Агапыч пошел неспеша, но у дверей остановился, почесал поясницу и снова повернулся к управителю:
— А я, батюшка Карл Карлыч, так полагаю. Оттого наши людишки мутят, что Пугача близко зачуяли.
— Што такое? Пугача? — шагнул к нему управитель. — А што такое Пугач?
— Да Емелька же, Пугачев! Ведь и в наших краях его посланцы объявились. Близ бродят. Слышал ты чай?
— Ш-штилер![13]) — зашипел управитель. Подбежал к двери, открыл, посмотрел, нет ли кого в сенях, закрыл ее плотнее и, подойдя к Агапычу, возмущенно всплеснул руками — О, поже мой! И он молшаль! Тянуль, тянуль всякую чепуку, а о самом главном — молшаль. О, думкопф!..[14])
— Да я, батюшка Карл Карлыч, думал, что ты об этом уже наслышан. Ведь все об этом знают, А мое дело известное — руда, печки, до остального не касаюсь. Это уж ваше дело, управительское.
— Откуда знаешь? — тряхнул управитель за плечо Агапыча.
Агапыч помялся.
— Да все говорят. Что люди, то и я.
— Неправда! — стиснул кулаки управитель. — Ты фсе знаешь! Говори!
— Человечек у меня верный есть, — нехотя начал шихтмейстер, — из рудокопцев, — Петька Толоконников. Он по приказу моему с лазутчиками[15]) пугачевскими водится, и все мне передает. Верный он, не выдаст.
— Ну?
— Ну и ну! Говорил он, что прибыл сюда пугачевский полковник, душегуб известный — Хлопуша. Воровские письма он подбрасывает, заводских людишек к названцу уйти совращает. Петька то сейчас Хлопушу и обхаживает, письма его не людишкам, а мне носит.
— Читаль его письма?
— Довелось.
— Ну?
— Штиль, батюшка, глупый и подлый, мужицкий.
— Не то! О чем пишет?
— Да о всяком. Вечную свободу и землю обещает, управление новое, — без лихих дворян и градских мздоимцев[16])…
Управитель запустил пальцы в завитые букли парика.
— О мейн готт, мейн готт[17]). Эмиссары[18]) этого авантюрьера появились около моего сафода, а я нишево не зналь! Как работать с такие люди?
Агапыч смущенно кашлял и смотрел в пол.
— Но ведь я имель известь, — обернулся к нему управитель, — што эти каналь к Оренбургу привязались и далее не пошли?
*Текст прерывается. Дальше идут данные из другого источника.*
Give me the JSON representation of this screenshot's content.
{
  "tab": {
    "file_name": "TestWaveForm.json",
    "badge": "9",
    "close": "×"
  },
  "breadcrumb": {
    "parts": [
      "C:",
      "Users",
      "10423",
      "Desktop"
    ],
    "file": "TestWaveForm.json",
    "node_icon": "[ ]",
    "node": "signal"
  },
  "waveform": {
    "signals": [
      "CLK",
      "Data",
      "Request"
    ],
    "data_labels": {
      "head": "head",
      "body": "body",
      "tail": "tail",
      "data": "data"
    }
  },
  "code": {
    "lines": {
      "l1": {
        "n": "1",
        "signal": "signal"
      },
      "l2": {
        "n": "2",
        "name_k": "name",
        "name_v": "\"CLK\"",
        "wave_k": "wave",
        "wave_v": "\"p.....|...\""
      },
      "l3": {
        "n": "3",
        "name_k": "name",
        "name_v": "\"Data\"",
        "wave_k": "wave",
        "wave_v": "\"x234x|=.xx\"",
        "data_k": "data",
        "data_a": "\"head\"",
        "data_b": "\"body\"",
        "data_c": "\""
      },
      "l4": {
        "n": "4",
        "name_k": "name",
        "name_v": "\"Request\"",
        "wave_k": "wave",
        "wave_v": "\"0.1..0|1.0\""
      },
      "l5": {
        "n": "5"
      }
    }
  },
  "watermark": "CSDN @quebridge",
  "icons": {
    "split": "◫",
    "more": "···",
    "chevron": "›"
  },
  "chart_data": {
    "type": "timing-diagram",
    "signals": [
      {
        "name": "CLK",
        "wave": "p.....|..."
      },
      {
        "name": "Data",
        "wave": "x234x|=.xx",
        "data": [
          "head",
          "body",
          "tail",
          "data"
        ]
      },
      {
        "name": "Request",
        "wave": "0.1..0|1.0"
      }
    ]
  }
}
— Эх, батюшка! Пугач то он птицей летает. Вчера в степях ездил, а седни к нам в горы прилетел. Не сам — так птенцы его, стервятники.
— Но што делать? — крикнул управитель. — Я совсем не знаком с фашей страна, с этой уральски пустынь. Господин шихтмейстер, вы здешни шеловек. Што делать? Пример?
Агапыч поднял на лоб очки и развел руками.
— Ума не приложу, батюшка Карл Карлыч, што тебе и делать! На заводе нам не отсидеться, потому — рвы песком затянуло, рогаток совсем нет, частокол обвалился. Антиллерия то, правда, у нас есть, сколь хошь, да пороху кот наплакал. А биться кто будет? Инвалиды наши трухлявые? От башкирцев-сыроядцев оборонились бы, а против этих шишей Пугачевых — не выдержать. На слом возьмут!.. Опять же, самое главное, наши то людишки неспокойны — вишь, с понедельника работу бросают. Не иначе, тоже Пугачева закваска в них бродит. Чуешь дела то какие, батюшка? Со всех сторон напасть. Вот гляди теперь, как поступать тебе…
— А ваш софет какой? Што делать? Пример? — теребил управитель Агапыча за рукав;
— Ты, батюшка Карл Карлыч, меня в это дело не путай, — решительно и строго сказал Агапыч. — Ведь ты управитель, а не я. Твое дело, и ответ твой будет. А я — сторона…
Управитель, стоявший выжидательно с вытянутой шеей, вобрал голову в плечи:
— Перед кем мой отфет будет? Ну? Перед кем? Пример? — крикнул он.
— Отвяжись, батюшка, — попятился назад Агапыч — чего пристал! Против, кого согрешишь, тому и ответ дашь. Понятно, чай?..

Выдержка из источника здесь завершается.